Seven hundred forty-one patients were eligible, 335 (45%) deep and 406 (55%) lobar ICH. At least one spot sign was present in 76 (23%) deep and 102 (25%) lobar ICH patients. In multivariable regression, warfarin (odds ratio [OR], 2.42; 95% confidence interval [CI], 1.01-5.71; P=0.04), baseline ICH volume (OR, 1.20; 95% CI, 1.09-1.33, per 10 mL increase; P<0.001), and time from symptom onset to computed tomography angiography (OR, 0.89; 95% CI, 0.80-0.96, per hour; P=0.009) were associated with the spot sign in deep ICH. Predictors of spot sign in lobar ICH were warfarin (OR, 3.95; 95% CI, 1.87-8.51; P<0.001) and baseline ICH volume (OR, 1.20; 95% CI, 1.10-1.31, per 10 mL increase; P<0.001).
The most potent associations with spot sign are shared between deep and lobar ICH, suggesting that the acute bleeding process that arises in the setting of different chronic small vessel diseases shares commonalities.
在 CT 血管造影上呈现斑点征的颅内出血(ICH)患者血肿扩大和预后不良的风险增加。由于原发性 ICH 是慢性脑小血管病的急性表现,我们研究了不同的临床或影像学特征是否可以预测斑点征的存在,将 ICH 位置作为与小动脉病和脑淀粉样血管病相关 ICH 相关的替代指标。
纳入了有原发性 ICH 且有可用于检查的 CT 血管造影的患者。使用单变量和多变量回归,根据 ICH 位置对预测斑点征的因素进行分层评估。

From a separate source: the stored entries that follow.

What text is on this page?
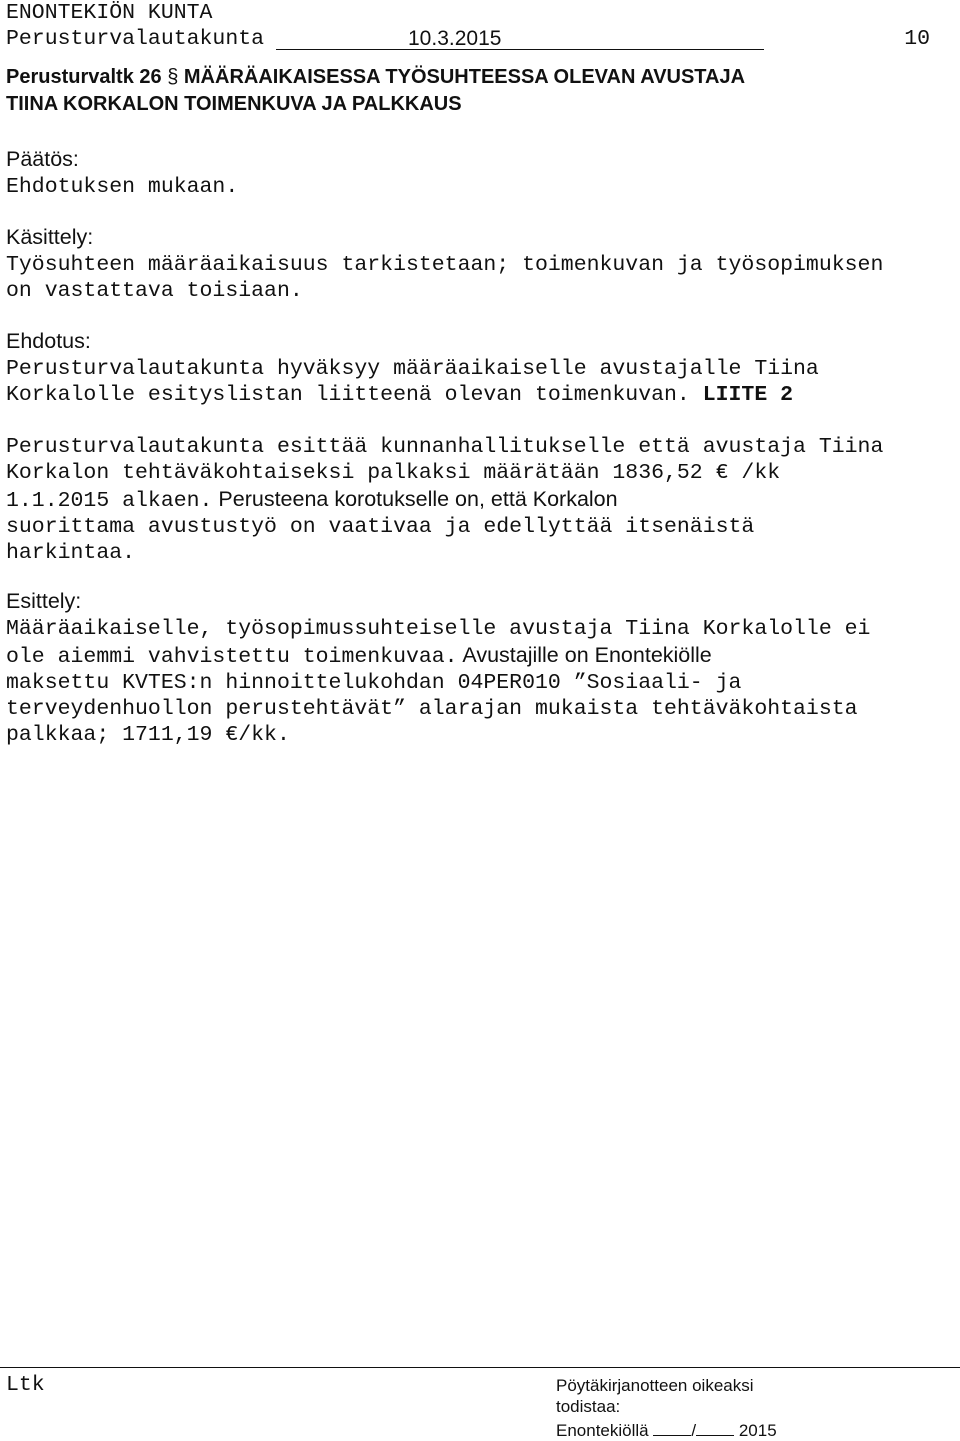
ENONTEKIÖN KUNTA
Perusturvalautakunta	10.3.2015	10
Perusturvaltk 26 § MÄÄRÄAIKAISESSA TYÖSUHTEESSA OLEVAN AVUSTAJA
TIINA KORKALON TOIMENKUVA JA PALKKAUS
Päätös:
Ehdotuksen mukaan.
Käsittely:
Työsuhteen määräaikaisuus tarkistetaan; toimenkuvan ja työsopimuksen
on vastattava toisiaan.
Ehdotus:
Perusturvalautakunta hyväksyy määräaikaiselle avustajalle Tiina
Korkalolle esityslistan liitteenä olevan toimenkuvan. LIITE 2

Perusturvalautakunta esittää kunnanhallitukselle että avustaja Tiina
Korkalon tehtäväkohtaiseksi palkaksi määrätään 1836,52 € /kk
1.1.2015 alkaen. Perusteena korotukselle on, että Korkalon
suorittama avustustyö on vaativaa ja edellyttää itsenäistä
harkintaa.
Esittely:
Määräaikaiselle, työsopimussuhteiselle avustaja Tiina Korkalolle ei
ole aiemmi vahvistettu toimenkuvaa. Avustajille on Enontekiölle
maksettu KVTES:n hinnoittelukohdan 04PER010 ”Sosiaali- ja
terveydenhuollon perustehtävät” alarajan mukaista tehtäväkohtaista
palkkaa; 1711,19 €/kk.
Ltk	Pöytäkirjanotteen oikeaksi
todistaa:
Enontekiöllä	/	2015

符合条件的患者共 741 例,其中 335 例(45%)为深部 ICH,406 例(55%)为脑叶 ICH。至少有一个斑点征出现在 76 例(23%)深部 ICH 患者和 102 例(25%)脑叶 ICH 患者中。多变量回归分析显示,华法林(比值比 [OR],2.42;95%置信区间 [CI],1.01-5.71;P=0.04)、基线 ICH 体积(OR,1.20;95%CI,1.09-1.33,每增加 10mL;P<0.001)和从症状发作到 CT 血管造影的时间(OR,0.89;95%CI,0.80-0.96,每小时增加 1 小时;P=0.009)与深部 ICH 的斑点征有关。脑叶 ICH 斑点征的预测因素为华法林(OR,3.95;95%CI,1.87-8.51;P<0.001)和基线 ICH 体积(OR,1.20;95%CI,1.10-1.31,每增加 10mL;P<0.001)。
与斑点征最密切相关的因素在深部和脑叶 ICH 之间是共同的,这表明在不同的慢性小血管疾病背景下出现的急性出血过程具有共同的特点。